Mord an Journalist Dink in Istanbul: Lebenslange Haftstrafen
Mehr als 14 Jahre nach der Ermordung des armenisch-türkischen Journalisten Hrant Dink hat ein Istanbuler Gericht lange Haftstrafen gegen Hintermänner der Tat verhängt. Drei Angeklagte seien wegen Mordes zu 25 Jahren Gefängnis verurteilt worden, berichtete die staatliche Nachrichtenagentur Anadolu. Weitere Haftstrafen wurden wegen Verstoßes gegen die Verfassung, Mitgliedschaft in einer terroristischen Organisation, fahrlässiger Tötung oder Dokumentenfälschung verhängt.
Dink war am 19. Jänner 2007 vor dem Redaktionsgebäude der Wochenzeitung „Agos“ in Istanbul auf offener Straße erschossen worden. Als Chefredakteur des Blattes hatte er sich für die Aussöhnung von Türken und Armeniern starkgemacht. Er hatte die Massaker an den Armeniern im Osmanischen Reich als Völkermord bezeichnet - für viele in der Türkei ein Tabubruch. So geriet er ins Visier türkischer Nationalisten.
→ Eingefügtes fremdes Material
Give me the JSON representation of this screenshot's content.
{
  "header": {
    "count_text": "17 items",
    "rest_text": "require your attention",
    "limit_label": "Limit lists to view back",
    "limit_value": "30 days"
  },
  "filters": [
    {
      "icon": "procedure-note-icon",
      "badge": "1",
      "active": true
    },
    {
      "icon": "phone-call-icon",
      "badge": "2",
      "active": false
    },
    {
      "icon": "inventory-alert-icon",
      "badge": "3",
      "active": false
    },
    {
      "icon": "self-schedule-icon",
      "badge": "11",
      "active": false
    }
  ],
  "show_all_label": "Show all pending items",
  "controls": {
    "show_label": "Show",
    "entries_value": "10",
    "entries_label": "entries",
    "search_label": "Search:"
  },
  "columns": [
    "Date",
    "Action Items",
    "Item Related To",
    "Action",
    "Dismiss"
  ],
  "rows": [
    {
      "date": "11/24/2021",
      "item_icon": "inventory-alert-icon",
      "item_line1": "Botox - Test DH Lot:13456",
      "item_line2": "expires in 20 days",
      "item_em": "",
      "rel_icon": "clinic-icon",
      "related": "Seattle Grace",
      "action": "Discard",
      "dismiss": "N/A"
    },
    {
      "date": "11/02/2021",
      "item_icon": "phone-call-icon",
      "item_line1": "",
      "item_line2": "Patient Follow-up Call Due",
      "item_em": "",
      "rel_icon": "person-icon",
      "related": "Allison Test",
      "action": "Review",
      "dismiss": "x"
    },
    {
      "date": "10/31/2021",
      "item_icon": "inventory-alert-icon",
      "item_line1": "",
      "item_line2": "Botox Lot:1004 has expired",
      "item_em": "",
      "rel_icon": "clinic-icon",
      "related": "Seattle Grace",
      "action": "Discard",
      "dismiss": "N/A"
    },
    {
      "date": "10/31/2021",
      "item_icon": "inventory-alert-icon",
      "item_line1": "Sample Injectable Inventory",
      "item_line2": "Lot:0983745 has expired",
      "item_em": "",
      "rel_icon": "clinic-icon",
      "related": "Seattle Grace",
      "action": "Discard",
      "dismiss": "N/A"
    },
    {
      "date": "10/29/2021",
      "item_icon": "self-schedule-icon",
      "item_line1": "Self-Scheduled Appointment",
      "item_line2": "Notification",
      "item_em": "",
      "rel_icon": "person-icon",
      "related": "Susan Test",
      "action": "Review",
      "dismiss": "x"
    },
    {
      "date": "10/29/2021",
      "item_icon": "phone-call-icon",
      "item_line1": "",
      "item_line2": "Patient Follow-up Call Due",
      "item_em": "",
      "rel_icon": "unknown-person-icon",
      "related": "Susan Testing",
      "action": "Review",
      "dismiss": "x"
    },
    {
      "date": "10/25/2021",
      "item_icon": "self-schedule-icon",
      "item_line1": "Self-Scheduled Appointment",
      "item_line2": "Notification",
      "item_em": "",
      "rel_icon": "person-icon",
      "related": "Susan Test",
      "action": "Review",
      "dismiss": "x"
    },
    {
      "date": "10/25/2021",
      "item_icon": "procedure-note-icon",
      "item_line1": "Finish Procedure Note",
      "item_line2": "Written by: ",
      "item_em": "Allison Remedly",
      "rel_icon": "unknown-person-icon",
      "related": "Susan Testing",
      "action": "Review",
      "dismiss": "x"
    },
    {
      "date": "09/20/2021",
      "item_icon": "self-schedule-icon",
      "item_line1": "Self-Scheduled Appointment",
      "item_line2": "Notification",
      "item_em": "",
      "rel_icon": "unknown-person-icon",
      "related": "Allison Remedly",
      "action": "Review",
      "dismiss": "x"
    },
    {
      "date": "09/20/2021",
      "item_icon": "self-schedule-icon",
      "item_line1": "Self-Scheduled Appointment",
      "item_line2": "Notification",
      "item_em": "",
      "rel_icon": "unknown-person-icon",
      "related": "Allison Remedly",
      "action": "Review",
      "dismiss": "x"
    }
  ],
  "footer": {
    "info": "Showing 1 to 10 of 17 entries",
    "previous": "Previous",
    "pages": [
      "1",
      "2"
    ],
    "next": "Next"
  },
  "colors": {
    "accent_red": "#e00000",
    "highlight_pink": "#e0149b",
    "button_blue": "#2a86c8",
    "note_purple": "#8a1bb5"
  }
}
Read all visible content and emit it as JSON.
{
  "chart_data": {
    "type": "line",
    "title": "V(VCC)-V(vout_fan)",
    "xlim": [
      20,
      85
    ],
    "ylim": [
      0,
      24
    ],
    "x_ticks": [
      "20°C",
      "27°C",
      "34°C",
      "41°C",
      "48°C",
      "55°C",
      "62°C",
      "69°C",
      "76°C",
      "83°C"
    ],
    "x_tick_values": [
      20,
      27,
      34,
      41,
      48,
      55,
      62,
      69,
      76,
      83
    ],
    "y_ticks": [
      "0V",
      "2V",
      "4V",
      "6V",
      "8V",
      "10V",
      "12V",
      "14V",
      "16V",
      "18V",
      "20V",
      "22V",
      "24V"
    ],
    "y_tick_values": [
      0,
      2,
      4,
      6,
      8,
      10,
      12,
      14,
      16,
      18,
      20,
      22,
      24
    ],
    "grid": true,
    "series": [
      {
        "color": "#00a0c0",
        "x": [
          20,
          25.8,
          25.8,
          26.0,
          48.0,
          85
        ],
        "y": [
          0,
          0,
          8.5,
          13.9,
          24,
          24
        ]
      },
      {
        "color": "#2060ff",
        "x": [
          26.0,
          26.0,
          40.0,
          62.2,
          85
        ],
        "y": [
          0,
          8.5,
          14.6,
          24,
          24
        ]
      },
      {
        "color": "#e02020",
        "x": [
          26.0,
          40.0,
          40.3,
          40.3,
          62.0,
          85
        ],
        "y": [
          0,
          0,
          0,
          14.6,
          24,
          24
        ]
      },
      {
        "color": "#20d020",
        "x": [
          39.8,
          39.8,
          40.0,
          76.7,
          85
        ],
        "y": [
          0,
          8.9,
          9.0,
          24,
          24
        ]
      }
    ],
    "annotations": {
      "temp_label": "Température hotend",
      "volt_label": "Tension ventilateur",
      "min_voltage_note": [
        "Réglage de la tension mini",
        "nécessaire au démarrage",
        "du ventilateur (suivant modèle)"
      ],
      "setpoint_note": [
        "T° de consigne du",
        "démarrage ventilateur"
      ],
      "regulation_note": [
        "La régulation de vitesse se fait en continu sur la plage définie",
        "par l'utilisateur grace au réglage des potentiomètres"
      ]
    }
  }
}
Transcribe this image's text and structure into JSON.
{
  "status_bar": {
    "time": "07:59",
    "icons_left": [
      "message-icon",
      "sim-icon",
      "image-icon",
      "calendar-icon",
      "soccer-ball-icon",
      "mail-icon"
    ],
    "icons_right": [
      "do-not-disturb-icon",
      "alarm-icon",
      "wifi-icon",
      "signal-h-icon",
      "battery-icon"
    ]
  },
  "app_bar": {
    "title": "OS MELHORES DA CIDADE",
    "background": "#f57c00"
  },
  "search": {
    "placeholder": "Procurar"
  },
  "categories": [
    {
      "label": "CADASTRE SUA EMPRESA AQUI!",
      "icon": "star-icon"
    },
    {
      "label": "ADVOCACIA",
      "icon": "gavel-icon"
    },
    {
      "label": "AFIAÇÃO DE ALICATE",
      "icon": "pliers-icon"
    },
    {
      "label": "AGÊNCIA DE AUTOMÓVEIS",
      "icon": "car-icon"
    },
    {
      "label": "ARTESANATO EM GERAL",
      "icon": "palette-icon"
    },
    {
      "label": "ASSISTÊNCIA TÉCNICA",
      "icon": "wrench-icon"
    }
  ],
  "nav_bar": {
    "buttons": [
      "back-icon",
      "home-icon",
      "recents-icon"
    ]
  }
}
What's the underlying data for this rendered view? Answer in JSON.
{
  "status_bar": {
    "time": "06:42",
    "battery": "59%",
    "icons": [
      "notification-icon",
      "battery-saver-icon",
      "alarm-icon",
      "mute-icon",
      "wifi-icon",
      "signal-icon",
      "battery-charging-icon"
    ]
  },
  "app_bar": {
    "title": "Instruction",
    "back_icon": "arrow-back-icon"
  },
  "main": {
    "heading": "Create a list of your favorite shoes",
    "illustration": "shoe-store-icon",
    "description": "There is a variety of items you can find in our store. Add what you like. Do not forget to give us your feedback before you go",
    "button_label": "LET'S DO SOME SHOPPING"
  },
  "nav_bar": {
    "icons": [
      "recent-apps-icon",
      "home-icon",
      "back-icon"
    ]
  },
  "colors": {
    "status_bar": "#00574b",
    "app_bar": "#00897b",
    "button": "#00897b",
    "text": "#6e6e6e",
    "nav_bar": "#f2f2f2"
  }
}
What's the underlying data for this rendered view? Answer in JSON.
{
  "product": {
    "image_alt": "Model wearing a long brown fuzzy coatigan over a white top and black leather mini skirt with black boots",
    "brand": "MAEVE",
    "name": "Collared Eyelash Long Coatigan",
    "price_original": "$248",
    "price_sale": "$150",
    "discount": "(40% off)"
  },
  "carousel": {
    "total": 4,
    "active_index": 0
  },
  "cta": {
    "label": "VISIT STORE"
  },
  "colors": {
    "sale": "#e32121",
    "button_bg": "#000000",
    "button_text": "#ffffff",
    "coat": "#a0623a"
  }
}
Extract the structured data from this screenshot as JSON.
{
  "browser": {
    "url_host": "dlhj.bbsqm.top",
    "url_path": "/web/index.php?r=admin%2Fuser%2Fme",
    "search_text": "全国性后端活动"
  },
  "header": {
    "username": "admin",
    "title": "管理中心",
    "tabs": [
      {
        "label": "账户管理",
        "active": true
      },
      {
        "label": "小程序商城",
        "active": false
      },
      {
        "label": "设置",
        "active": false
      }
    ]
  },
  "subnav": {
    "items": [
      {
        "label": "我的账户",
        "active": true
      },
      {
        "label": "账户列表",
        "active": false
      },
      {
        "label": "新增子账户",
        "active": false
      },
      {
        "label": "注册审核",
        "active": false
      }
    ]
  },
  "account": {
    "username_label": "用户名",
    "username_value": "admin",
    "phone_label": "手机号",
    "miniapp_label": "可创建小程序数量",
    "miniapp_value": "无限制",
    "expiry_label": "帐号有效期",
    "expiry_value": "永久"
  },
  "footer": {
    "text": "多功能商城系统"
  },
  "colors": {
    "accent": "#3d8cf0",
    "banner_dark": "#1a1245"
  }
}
Nach dem Urteilsspruch kritisierten Anwälte und Freunde Dinks, der Prozess habe die Hintergründe nicht aufklären können. Erol Önderoglu von der Organisation Reporter ohne Grenzen sagte, es hätten mindestens noch 20 weitere Staatsbeamte in diesem Verfahren angeklagt werden sollen.
Der Attentäter selbst war in einem vorherigen Prozess zu knapp 23 Jahren Gefängnis verurteilt worden und ist noch in Haft. Auch mehrere Hintermänner wurden bereits verurteilt. Da die Hintergründe der Tat aber noch nicht vollständig aufgeklärt waren, beschäftigt der Fall weiterhin die Gerichte.
Im aktuellen Prozess waren 76 Menschen angeklagt. Davon wurden zwei freigesprochen, die Anklagen gegen zwei weitere wurden wegen Verjährung fallen gelassen. Unter den Angeklagten war auch der in den USA lebende islamische Prediger Fethullah Gülen, den die türkische Regierung für den Putschversuch von 2016 verantwortlich macht. Gegen Gülen gab es aber noch kein Urteil. Sein Verfahren und das zwölf weiterer Angeklagter solle getrennt verhandelt werden, berichtete Anadolu.
Schon früh gab es zahlreiche Hinweise auf eine Verstrickung von Sicherheitskräften und Behörden in den Mord. Für die Anwälte und Unterstützer Dinks stand lange fest, dass Polizei, Gendarmerie und Geheimdienst von den Mordplänen wussten, aber nichts zum Schutz des Journalisten unternommen hatten.
Im Jänner 2015 wurden aus eben diesem Grund zum ersten Mal Staatsbedienstete angeklagt. Die Anklage gegen Polizisten folgte auf die Kampfansage des türkischen Präsidenten Recep Tayyip Erdogan an seinen ehemaligen Verbündeten, Fethullah Gülen. Der Mord an Dink sei eine Verschwörung von Polizisten und Justizbeamten gewesen, die der Gülen-Bewegung angehören, hieß es von türkischen Behörden.
Dabei hatte noch im Jänner 2012 ein Istanbuler Strafgericht befunden, dass es keine Verbindungen zu kriminellen oder terroristischen Organisationen gebe - und damit für Entrüstung gesorgt. Prozessbeobachter hatten damals bereits gesagt, der Mord habe nicht die Tat eines einzelnen Mannes gewesen sein können.
Der Mord an einem der bekanntesten Intellektuellen der Türkei löste damals große Bestürzung aus. Alleine in Istanbul gingen Hunderttausende auf die Straßen, alljährlich wird ihm an seinem Todestag gedacht.